Friday, December 24, 2004

The Price of Freedom

The Price of Freedom

Last Christmas eve, I was in Jakarta, struggling to finish a project while the rest of the whole was out partying. It has been a year. What has changed?

Nothing much. I am still struggling over Christmas eve to finish yet another project. To some people, my life must be an utterly boring one. Well, I don't totally disagree.

This year has been a busy one for me compared to my previous two years in Jakarta. In a way I have no choice because if I don't work I will have no income. So I shouldn't be complaining about having too much work; it means that my cash register is constantly ringing.

I try not to worry too much about money. You see, I like to believe in this rather naive theory that one only needs to focus on doing good work and the money will follow. It seems to work for me. It also helps that I don't have too many materialistic wants except for books. Even that has been reduced over the years.

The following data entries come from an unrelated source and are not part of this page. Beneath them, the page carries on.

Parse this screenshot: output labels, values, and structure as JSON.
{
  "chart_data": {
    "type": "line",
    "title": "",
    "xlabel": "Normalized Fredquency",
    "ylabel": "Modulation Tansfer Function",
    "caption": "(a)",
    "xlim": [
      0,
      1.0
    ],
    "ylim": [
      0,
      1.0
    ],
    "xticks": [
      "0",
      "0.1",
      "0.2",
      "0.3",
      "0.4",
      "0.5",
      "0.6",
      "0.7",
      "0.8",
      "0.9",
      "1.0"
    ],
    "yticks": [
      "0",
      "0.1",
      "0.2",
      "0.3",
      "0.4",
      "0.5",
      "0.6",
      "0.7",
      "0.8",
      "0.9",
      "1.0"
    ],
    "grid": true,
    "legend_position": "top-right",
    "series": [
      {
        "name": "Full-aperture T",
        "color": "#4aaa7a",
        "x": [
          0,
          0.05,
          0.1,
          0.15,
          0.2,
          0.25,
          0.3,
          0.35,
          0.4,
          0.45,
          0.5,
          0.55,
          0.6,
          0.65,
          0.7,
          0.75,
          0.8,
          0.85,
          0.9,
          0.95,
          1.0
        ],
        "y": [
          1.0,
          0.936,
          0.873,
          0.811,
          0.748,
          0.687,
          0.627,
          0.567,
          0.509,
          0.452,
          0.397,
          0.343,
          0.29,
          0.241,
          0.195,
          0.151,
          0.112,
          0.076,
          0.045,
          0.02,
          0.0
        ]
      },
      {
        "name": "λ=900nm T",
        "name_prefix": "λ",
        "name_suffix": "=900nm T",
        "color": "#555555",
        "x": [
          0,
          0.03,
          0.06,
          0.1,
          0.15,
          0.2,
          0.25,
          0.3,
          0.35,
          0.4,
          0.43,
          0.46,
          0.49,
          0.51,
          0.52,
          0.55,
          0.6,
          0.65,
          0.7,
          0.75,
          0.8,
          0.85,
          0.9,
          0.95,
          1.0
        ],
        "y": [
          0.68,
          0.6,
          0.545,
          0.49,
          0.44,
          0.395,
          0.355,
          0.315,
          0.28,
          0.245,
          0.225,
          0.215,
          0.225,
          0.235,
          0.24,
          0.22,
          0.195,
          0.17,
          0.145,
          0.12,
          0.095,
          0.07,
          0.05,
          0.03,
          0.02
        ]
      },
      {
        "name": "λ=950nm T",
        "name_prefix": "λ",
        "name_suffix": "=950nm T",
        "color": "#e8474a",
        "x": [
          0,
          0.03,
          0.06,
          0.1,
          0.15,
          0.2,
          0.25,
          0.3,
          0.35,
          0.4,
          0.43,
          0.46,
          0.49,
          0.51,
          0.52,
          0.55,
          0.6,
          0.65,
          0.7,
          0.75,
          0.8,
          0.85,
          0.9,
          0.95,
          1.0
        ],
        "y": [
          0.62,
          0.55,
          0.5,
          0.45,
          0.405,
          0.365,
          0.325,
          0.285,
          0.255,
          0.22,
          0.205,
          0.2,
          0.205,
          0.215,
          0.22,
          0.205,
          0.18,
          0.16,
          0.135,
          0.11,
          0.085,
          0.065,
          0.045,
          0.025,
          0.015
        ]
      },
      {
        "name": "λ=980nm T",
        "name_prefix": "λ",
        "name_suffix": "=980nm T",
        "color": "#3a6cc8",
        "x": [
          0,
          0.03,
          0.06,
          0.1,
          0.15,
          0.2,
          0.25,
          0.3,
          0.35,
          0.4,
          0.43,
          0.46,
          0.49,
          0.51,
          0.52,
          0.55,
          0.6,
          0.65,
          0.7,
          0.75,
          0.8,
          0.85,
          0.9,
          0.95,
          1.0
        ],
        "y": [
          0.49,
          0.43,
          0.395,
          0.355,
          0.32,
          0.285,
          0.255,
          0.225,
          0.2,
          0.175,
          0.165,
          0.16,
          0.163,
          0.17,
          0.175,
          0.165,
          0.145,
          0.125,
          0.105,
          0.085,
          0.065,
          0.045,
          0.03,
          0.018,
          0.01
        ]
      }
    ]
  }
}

When you don't have too many wants, you feel very free. And that feeling of freedom is the greatest joy of all. Sometimes we tell ourselves that only after we have earned a certain amount of money, we will be free. Maybe, if we keep our commitments constant, we might be able to achieve it. But usually as we earn more, we get ourselves entangled with even more commitments.

One becomes free not by acquiring but by relinquishing. But that doesn't mean one should shun material possessions altogether. Some of us will definitely acquire a lot of wealth through practising his or her God-given skills or talent. Go out into the world and "fight the good fight"--to use Paulo Coelho's words. Enjoy the fruits of your labour but don't be dependent on them for happiness.

Happiness comes from transcending wealth and freeing yourself from its bonds. Only then do we realise that freedom can't be bought because freedom itself is free--it has been with us all this while.